Al lato della chiesa, alla destra della facciata principale, si staglia una possente torre campanaria che in precedenza aveva la funzione di avamposto militare; riadattata alle esigenze religiose, la torre è stata successivamente mozzata per ordine del Principe d'Orange nel 1529 e le sue pietre hanno contribuito alla costruzione del Forte spagnolo, poco distante. La chiesa è inoltre caratterizzata da imponenti contrafforti posti al lato della navata principale, aggiunti in seguito ai crolli del terremoto del 1703.
L'interno, settecentesco, presenta un’imponente navata con cappelle laterali realizzate tra il XV e il XVII secolo e modificate dopo il 1703. La zona presbiteriale, sopraelevata nel tardo settecento, è caratterizzata da un grande transetto cupolato e da un'abside semicircolare. Precedentemente al crollo del 2009 sul soffitto erano ammirabili alcuni dipinti ad opera di Carlo Patrignani.
Fonti storiografiche accreditate lasciano ipotizzare, con assoluta certezza, che la Santa Maria delle origini consisteva in un’unica grande aula, larga quanto l’attuale fronte, la cui copertura a capanna sorretta da incavallature lignee restava coperta al di sotto del coronamento orizzontale della superba facciata. La pianta dell’invaso presbiterale, organizzato secondo le linee di una nave trasversa rispetto alla longitudinale, trovava conclusione nel vano di base della possente torre campanaria di cui ancora oggi si svela la possanza sul Chiassetto del Campanaro, e per la quale si lascia ipotizzare uno sviluppo originale dell’elevato pari almeno al doppio dell’attuale. Concepita presumibilmente quale struttura d’avvistamento in ragione di una preesistenza difensiva antecedente l’edificazione della chiesa, detta Torre fu mozzata nel 1557 per scongiurare il pericolo di crollo contestualmente a ragioni di carattere funzionale legate al suo eccessivo sviluppo verticale di intralcio al tiro delle artiglierie dal Forte spagnolo.

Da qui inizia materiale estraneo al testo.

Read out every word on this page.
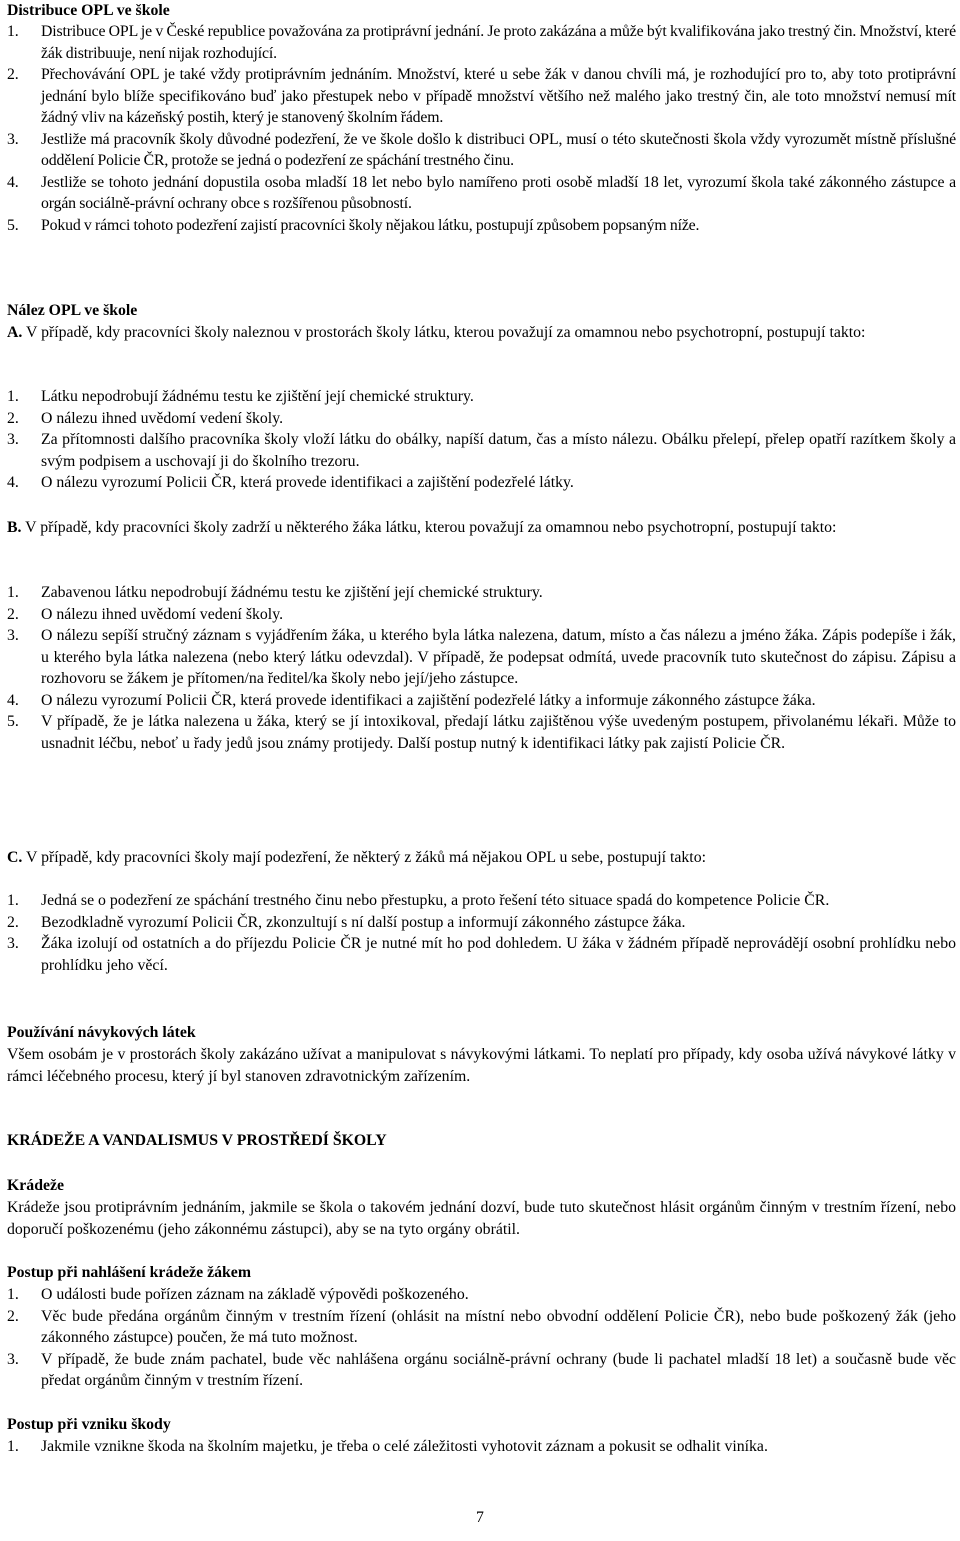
Distribuce OPL ve škole
1. Distribuce OPL je v České republice považována za protiprávní jednání. Je proto zakázána a může být kvalifikována jako trestný čin. Množství, které žák distribuuje, není nijak rozhodující.
2. Přechovávání OPL je také vždy protiprávním jednáním. Množství, které u sebe žák v danou chvíli má, je rozhodující pro to, aby toto protiprávní jednání bylo blíže specifikováno buď jako přestupek nebo v případě množství většího než malého jako trestný čin, ale toto množství nemusí mít žádný vliv na kázeňský postih, který je stanovený školním řádem.
3. Jestliže má pracovník školy důvodné podezření, že ve škole došlo k distribuci OPL, musí o této skutečnosti škola vždy vyrozumět místně příslušné oddělení Policie ČR, protože se jedná o podezření ze spáchání trestného činu.
4. Jestliže se tohoto jednání dopustila osoba mladší 18 let nebo bylo namířeno proti osobě mladší 18 let, vyrozumí škola také zákonného zástupce a orgán sociálně-právní ochrany obce s rozšířenou působností.
5. Pokud v rámci tohoto podezření zajistí pracovníci školy nějakou látku, postupují způsobem popsaným níže.
Nález OPL ve škole

A. V případě, kdy pracovníci školy naleznou v prostorách školy látku, kterou považují za omamnou nebo psychotropní, postupují takto:

1. Látku nepodrobují žádnému testu ke zjištění její chemické struktury.
2. O nálezu ihned uvědomí vedení školy.
3. Za přítomnosti dalšího pracovníka školy vloží látku do obálky, napíší datum, čas a místo nálezu. Obálku přelepí, přelep opatří razítkem školy a svým podpisem a uschovají ji do školního trezoru.
4. O nálezu vyrozumí Policii ČR, která provede identifikaci a zajištění podezřelé látky.

B. V případě, kdy pracovníci školy zadrží u některého žáka látku, kterou považují za omamnou nebo psychotropní, postupují takto:

1. Zabavenou látku nepodrobují žádnému testu ke zjištění její chemické struktury.
2. O nálezu ihned uvědomí vedení školy.
3. O nálezu sepíší stručný záznam s vyjádřením žáka, u kterého byla látka nalezena, datum, místo a čas nálezu a jméno žáka. Zápis podepíše i žák, u kterého byla látka nalezena (nebo který látku odevzdal). V případě, že podepsat odmítá, uvede pracovník tuto skutečnost do zápisu. Zápisu a rozhovoru se žákem je přítomen/na ředitel/ka školy nebo její/jeho zástupce.
4. O nálezu vyrozumí Policii ČR, která provede identifikaci a zajištění podezřelé látky a informuje zákonného zástupce žáka.
5. V případě, že je látka nalezena u žáka, který se jí intoxikoval, předají látku zajištěnou výše uvedeným postupem, přivolanému lékaři. Může to usnadnit léčbu, neboť u řady jedů jsou známy protijedy. Další postup nutný k identifikaci látky pak zajistí Policie ČR.

C. V případě, kdy pracovníci školy mají podezření, že některý z žáků má nějakou OPL u sebe, postupují takto:

1. Jedná se o podezření ze spáchání trestného činu nebo přestupku, a proto řešení této situace spadá do kompetence Policie ČR.
2. Bezodkladně vyrozumí Policii ČR, zkonzultují s ní další postup a informují zákonného zástupce žáka.
3. Žáka izolují od ostatních a do příjezdu Policie ČR je nutné mít ho pod dohledem. U žáka v žádném případě neprovádějí osobní prohlídku nebo prohlídku jeho věcí.
Používání návykových látek

Všem osobám je v prostorách školy zakázáno užívat a manipulovat s návykovými látkami. To neplatí pro případy, kdy osoba užívá návykové látky v rámci léčebného procesu, který jí byl stanoven zdravotnickým zařízením.

KRÁDEŽE A VANDALISMUS V PROSTŘEDÍ ŠKOLY
Krádeže

Krádeže jsou protiprávním jednáním, jakmile se škola o takovém jednání dozví, bude tuto skutečnost hlásit orgánům činným v trestním řízení, nebo doporučí poškozenému (jeho zákonnému zástupci), aby se na tyto orgány obrátil.

Postup při nahlášení krádeže žákem
1. O události bude pořízen záznam na základě výpovědi poškozeného.
2. Věc bude předána orgánům činným v trestním řízení (ohlásit na místní nebo obvodní oddělení Policie ČR), nebo bude poškozený žák (jeho zákonného zástupce) poučen, že má tuto možnost.
3. V případě, že bude znám pachatel, bude věc nahlášena orgánu sociálně-právní ochrany (bude li pachatel mladší 18 let) a současně bude věc předat orgánům činným v trestním řízení.
Postup při vzniku škody
1. Jakmile vznikne škoda na školním majetku, je třeba o celé záležitosti vyhotovit záznam a pokusit se odhalit viníka.
7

L’impianto attuale, trasformato significativamente nei suoi caratteri dimensionali nel Settecento, traduce il tentativo di restituire sensazioni degne dello stupore e la meraviglia dei fedeli, organizzando il piedicroce nelle forme di una imponente navata cui si innestano quattro cappelle per lato, ritmate da intercolumni, e lasciando che l’abside semicircolare richiami a sé l’occhio sorpreso alla vista dell’imponente invaso cupolare che si eleva con forza all’intersezione del grande transetto. Le cappelle laterali, preesistenti ma di non certa collocazione temporale, vennero radicalmente riprogettate introducendo un singolare carattere compositivo allorché gli invasi, conclusi nel transetto, si staccano dalla facciata lasciando che questa anticipi con tutta la sua poderosa altezza, ancor più accentuata dalla sopraelevazione rispetto alla prospiciente via, l’intero corpo di fabbrica. I lavori si protrassero per l’intero secolo, tanto che la zona absido-presbiterale fu innalzata nel tardo Settecento. Tali lavori comportarono, rispetto all’antico impianto, un raddoppiamento del volume.